Although critical acclaim was slow in coming, Monet attracted the dedicated support of collectors throughout his career, most notably from Americans who discovered his work in the 1880s. His influence on other artists was wide-ranging, from his near contemporaries such as Vincent van Gogh to a diverse new generation of artists such as Émile Bernard, Pierre Bonnard, Henri Matisse, and Maurice de Vlaminck. During the years 1886 to 1914, a predominantly American colony of artists gathered around him in Giverny and regarded him as an exemplar of modern French painting. They adopted his fresh palette, subject matter, and spontaneous style and eventually introduced these elements to American art.

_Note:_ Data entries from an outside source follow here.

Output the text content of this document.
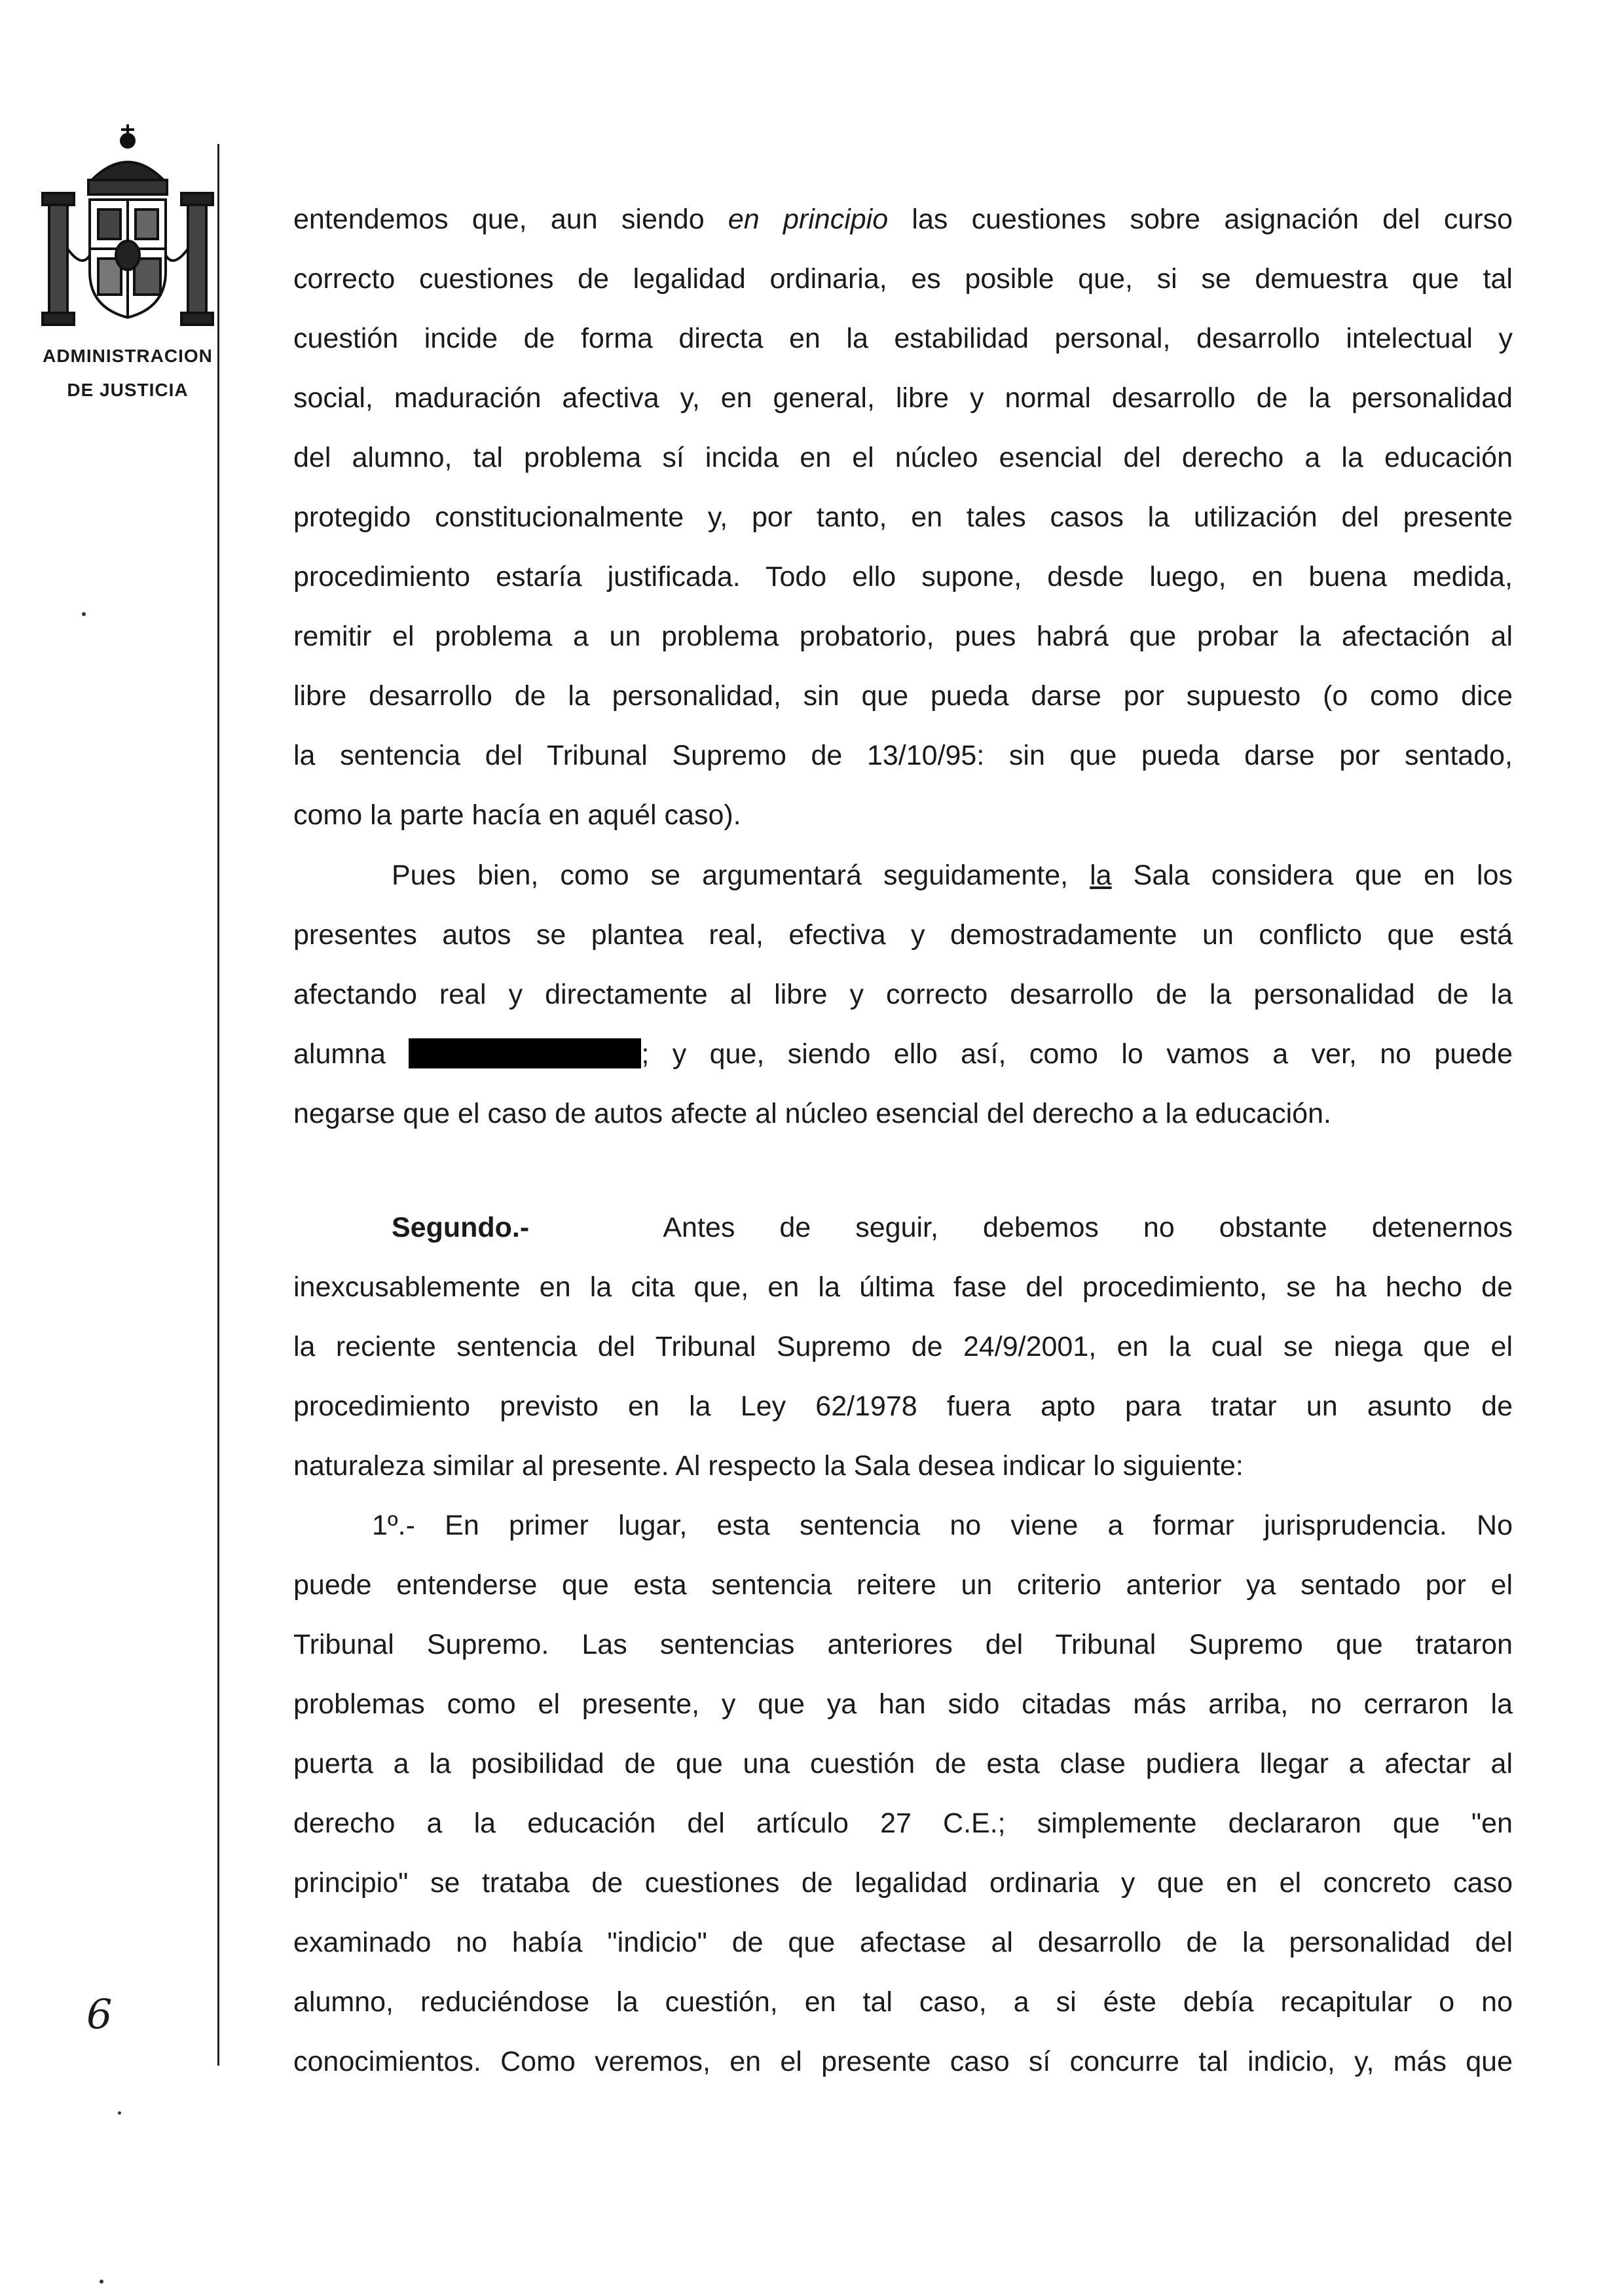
ADMINISTRACION
DE JUSTICIA
6
entendemos que, aun siendo en principio las cuestiones sobre asignación del curso
correcto cuestiones de legalidad ordinaria, es posible que, si se demuestra que tal
cuestión incide de forma directa en la estabilidad personal, desarrollo intelectual y
social, maduración afectiva y, en general, libre y normal desarrollo de la personalidad
del alumno, tal problema sí incida en el núcleo esencial del derecho a la educación
protegido constitucionalmente y, por tanto, en tales casos la utilización del presente
procedimiento estaría justificada. Todo ello supone, desde luego, en buena medida,
remitir el problema a un problema probatorio, pues habrá que probar la afectación al
libre desarrollo de la personalidad, sin que pueda darse por supuesto (o como dice
la sentencia del Tribunal Supremo de 13/10/95: sin que pueda darse por sentado,
como la parte hacía en aquél caso).
Pues bien, como se argumentará seguidamente, la Sala considera que en los
presentes autos se plantea real, efectiva y demostradamente un conflicto que está
afectando real y directamente al libre y correcto desarrollo de la personalidad de la
alumna	; y que, siendo ello así, como lo vamos a ver, no puede
negarse que el caso de autos afecte al núcleo esencial del derecho a la educación.
Segundo.-	Antes de seguir, debemos no obstante detenernos
inexcusablemente en la cita que, en la última fase del procedimiento, se ha hecho de
la reciente sentencia del Tribunal Supremo de 24/9/2001, en la cual se niega que el
procedimiento previsto en la Ley 62/1978 fuera apto para tratar un asunto de
naturaleza similar al presente. Al respecto la Sala desea indicar lo siguiente:
1º.- En primer lugar, esta sentencia no viene a formar jurisprudencia. No
puede entenderse que esta sentencia reitere un criterio anterior ya sentado por el
Tribunal Supremo. Las sentencias anteriores del Tribunal Supremo que trataron
problemas como el presente, y que ya han sido citadas más arriba, no cerraron la
puerta a la posibilidad de que una cuestión de esta clase pudiera llegar a afectar al
derecho a la educación del artículo 27 C.E.; simplemente declararon que "en
principio" se trataba de cuestiones de legalidad ordinaria y que en el concreto caso
examinado no había "indicio" de que afectase al desarrollo de la personalidad del
alumno, reduciéndose la cuestión, en tal caso, a si éste debía recapitular o no
conocimientos. Como veremos, en el presente caso sí concurre tal indicio, y, más que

After his death, Monet’s influence on contemporary art ebbed among the avant-garde, who favoured the more radical examples of artists such as van Gogh, Paul Cézanne, Matisse, and Marcel Duchamp. A revival of interest in his work occurred in the early 1950s. Monet’s epic scale and formal innovations influenced Abstract Expressionist painters such as Mark Rothko and Jackson Pollock, and a general scholarly reassessment of his importance began to develop. Wildly popular retrospective exhibitions of his work toured the world during the last decades of the 20th century and established his unparalleled public appeal, sustaining his reputation as one of the most significant and popular figures in the modern Western painting tradition.